I did try to compile mpich directly from source "out of the box" with default tools, which means (as I learned) "/usr/bin/gcc = apples clang 12", and ran into the same runtime err.
I was unable to compile mpich with macports /opt/local/bin/gcc-mp-10, for the stupid reason that ./configure ran into a configure error complaining about -std=c99 not working (it does), but that is a discussion for another group.
comment:7 Changed 4 years ago by eborisch (Eric A. Borisch)
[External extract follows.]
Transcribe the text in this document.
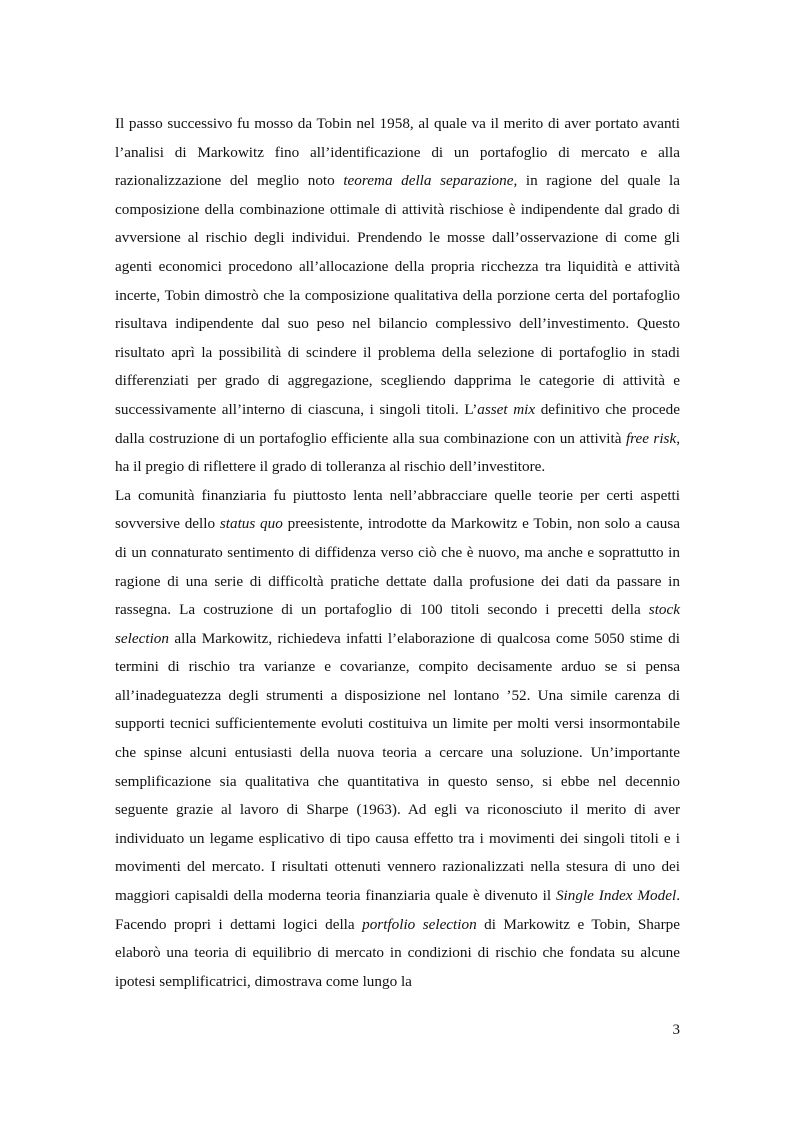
Il passo successivo fu mosso da Tobin nel 1958, al quale va il merito di aver portato avanti l’analisi di Markowitz fino all’identificazione di un portafoglio di mercato e alla razionalizzazione del meglio noto teorema della separazione, in ragione del quale la composizione della combinazione ottimale di attività rischiose è indipendente dal grado di avversione al rischio degli individui. Prendendo le mosse dall’osservazione di come gli agenti economici procedono all’allocazione della propria ricchezza tra liquidità e attività incerte, Tobin dimostrò che la composizione qualitativa della porzione certa del portafoglio risultava indipendente dal suo peso nel bilancio complessivo dell’investimento. Questo risultato aprì la possibilità di scindere il problema della selezione di portafoglio in stadi differenziati per grado di aggregazione, scegliendo dapprima le categorie di attività e successivamente all’interno di ciascuna, i singoli titoli. L’asset mix definitivo che procede dalla costruzione di un portafoglio efficiente alla sua combinazione con un attività free risk, ha il pregio di riflettere il grado di tolleranza al rischio dell’investitore.

La comunità finanziaria fu piuttosto lenta nell’abbracciare quelle teorie per certi aspetti sovversive dello status quo preesistente, introdotte da Markowitz e Tobin, non solo a causa di un connaturato sentimento di diffidenza verso ciò che è nuovo, ma anche e soprattutto in ragione di una serie di difficoltà pratiche dettate dalla profusione dei dati da passare in rassegna. La costruzione di un portafoglio di 100 titoli secondo i precetti della stock selection alla Markowitz, richiedeva infatti l’elaborazione di qualcosa come 5050 stime di termini di rischio tra varianze e covarianze, compito decisamente arduo se si pensa all’inadeguatezza degli strumenti a disposizione nel lontano ’52. Una simile carenza di supporti tecnici sufficientemente evoluti costituiva un limite per molti versi insormontabile che spinse alcuni entusiasti della nuova teoria a cercare una soluzione. Un’importante semplificazione sia qualitativa che quantitativa in questo senso, si ebbe nel decennio seguente grazie al lavoro di Sharpe (1963). Ad egli va riconosciuto il merito di aver individuato un legame esplicativo di tipo causa effetto tra i movimenti dei singoli titoli e i movimenti del mercato. I risultati ottenuti vennero razionalizzati nella stesura di uno dei maggiori capisaldi della moderna teoria finanziaria quale è divenuto il Single Index Model. Facendo propri i dettami logici della portfolio selection di Markowitz e Tobin, Sharpe elaborò una teoria di equilibrio di mercato in condizioni di rischio che fondata su alcune ipotesi semplificatrici, dimostrava come lungo la

3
This should be resolved now (as of switch back to ch3.)
comment:8 Changed 4 years ago by eborisch (Eric A. Borisch)
Resolution: | → fixed |
---|---|
Status: | assigned → closed |
Huh. I can recreate this with mpich-default, but I typically use mpich-clang* (because I also want OpenMP support baked in), and it doesn't occur on mpich-clang10, to be sure.
Short term, I would recommend one of the mpich-clang* ports; long term, we may need to revisit if -default should use one of our provided clangs rather than the system one, as well as reporting upstream to see if we can get some resolution.